Chamaecyparis taiwanensis is treated by many authors as a variety of C. obtusa (as C. obtusa var. formosana).

Genus Fokienia is not always recognized as a separate genus from Chamaecyparis, in which case Chamaecyparis hodginsii (=Fokienia hodginsii) should be added to the above list. On the other hand, a species which used to be included in this genus, as Chamaecyparis nootkatensis, had been transferred on the basis of strong genetic and morphological evidence to the separate genus Xanthocyparis as Xanthocyparis nootkatensis in the early 2000s. After further phylogenetic work the species was moved to the monotypic genus Callitropsis nootkatensis, being sister to the genus Hesperocyparis, and both genera forming a clade with Xanthocyparis as its sister.

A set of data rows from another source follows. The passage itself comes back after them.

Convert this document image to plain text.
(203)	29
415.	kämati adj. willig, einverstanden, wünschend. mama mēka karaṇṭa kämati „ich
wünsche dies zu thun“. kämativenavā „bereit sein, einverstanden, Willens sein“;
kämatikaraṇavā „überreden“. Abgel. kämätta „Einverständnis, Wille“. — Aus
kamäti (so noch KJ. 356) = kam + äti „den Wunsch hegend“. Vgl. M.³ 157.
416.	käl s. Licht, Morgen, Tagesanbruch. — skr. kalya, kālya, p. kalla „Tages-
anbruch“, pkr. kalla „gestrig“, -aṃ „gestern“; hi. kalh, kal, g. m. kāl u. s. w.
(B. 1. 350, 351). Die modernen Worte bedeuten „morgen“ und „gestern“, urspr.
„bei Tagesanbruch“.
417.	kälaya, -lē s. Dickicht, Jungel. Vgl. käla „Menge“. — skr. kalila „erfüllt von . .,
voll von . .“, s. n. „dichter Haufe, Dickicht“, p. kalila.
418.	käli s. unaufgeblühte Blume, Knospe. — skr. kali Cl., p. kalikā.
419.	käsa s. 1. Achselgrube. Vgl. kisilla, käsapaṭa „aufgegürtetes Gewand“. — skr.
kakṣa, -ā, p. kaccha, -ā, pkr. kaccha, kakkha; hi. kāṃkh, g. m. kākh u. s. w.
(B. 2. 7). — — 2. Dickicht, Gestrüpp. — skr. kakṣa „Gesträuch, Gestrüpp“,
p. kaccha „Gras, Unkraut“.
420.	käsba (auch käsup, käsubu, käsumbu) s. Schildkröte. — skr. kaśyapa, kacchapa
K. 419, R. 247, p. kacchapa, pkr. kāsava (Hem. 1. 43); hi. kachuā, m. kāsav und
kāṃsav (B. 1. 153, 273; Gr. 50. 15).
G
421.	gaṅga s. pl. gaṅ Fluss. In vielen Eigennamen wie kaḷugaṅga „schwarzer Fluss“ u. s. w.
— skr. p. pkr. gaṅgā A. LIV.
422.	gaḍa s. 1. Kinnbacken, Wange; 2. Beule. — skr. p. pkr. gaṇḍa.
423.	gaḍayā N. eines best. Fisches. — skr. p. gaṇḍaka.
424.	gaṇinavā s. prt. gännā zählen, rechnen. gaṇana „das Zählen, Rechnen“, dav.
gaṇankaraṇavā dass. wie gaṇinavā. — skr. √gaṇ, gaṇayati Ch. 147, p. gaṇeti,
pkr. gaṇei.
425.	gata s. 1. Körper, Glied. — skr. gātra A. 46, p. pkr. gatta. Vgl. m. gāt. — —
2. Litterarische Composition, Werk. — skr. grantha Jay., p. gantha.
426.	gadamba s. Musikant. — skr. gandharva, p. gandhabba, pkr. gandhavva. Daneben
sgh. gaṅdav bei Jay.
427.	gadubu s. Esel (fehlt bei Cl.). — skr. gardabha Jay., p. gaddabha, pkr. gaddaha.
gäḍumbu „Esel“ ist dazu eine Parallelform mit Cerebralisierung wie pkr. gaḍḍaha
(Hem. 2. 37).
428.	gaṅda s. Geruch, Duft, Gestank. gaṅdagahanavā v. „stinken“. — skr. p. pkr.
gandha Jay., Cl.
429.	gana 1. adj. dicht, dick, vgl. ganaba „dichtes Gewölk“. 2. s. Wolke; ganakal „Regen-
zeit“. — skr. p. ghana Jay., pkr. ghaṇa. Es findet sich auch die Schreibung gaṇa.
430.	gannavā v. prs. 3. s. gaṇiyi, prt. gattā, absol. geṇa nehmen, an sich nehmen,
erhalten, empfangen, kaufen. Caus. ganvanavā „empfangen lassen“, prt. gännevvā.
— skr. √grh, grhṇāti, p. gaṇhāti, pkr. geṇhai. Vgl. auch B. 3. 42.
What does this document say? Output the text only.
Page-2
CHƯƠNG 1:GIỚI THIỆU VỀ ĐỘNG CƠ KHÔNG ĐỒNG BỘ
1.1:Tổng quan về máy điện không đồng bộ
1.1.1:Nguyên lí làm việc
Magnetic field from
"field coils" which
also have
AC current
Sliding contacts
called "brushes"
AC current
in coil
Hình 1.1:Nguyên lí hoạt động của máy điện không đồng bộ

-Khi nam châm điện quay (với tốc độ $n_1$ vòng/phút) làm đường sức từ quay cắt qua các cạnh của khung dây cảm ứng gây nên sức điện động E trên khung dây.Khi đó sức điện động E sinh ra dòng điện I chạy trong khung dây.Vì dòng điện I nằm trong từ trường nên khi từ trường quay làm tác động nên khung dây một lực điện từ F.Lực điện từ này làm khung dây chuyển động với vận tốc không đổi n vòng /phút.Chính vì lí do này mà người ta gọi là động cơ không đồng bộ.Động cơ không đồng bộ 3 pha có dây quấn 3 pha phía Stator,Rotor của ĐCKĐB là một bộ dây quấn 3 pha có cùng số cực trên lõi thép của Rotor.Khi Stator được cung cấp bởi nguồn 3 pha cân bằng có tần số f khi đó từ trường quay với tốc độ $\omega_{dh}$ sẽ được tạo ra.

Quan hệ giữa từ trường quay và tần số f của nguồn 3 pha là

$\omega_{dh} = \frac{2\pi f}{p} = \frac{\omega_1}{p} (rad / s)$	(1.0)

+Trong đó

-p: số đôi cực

There are also several species described from the fossil record including:
- †Chamaecyparis eureka – Middle Eocene, Axel Heiberg Island, Canada.
- †Chamaecyparis linguaefolia – Early-Middle Oligocene, Colorado, USA.
- †Chamaecyparis ravenscragensis – (=Fokienia ravenscragensis), if genus Fokienia is not recognized.

Chamaecyparis species are used as food plants by the larva of some Lepidoptera species, including juniper pug and pine beauty.

==Cultivation and uses==
Four species (C. lawsoniana, C. obtusa, C. pisifera, and C. thyoides) are of considerable importance as ornamental trees in horticulture; several hundred cultivars have been selected for various traits, including dwarf size, yellow, blue, silvery or variegated foliage, permanent retention of juvenile leaves, and thread-like shoots with reduced branching. In some areas, cultivation is limited by Phytophthora root rot diseases, with C. lawsoniana being particularly susceptible to P. lateralis.

The wood is scented, and is highly valued, particularly in Japan, where it is used for temple construction.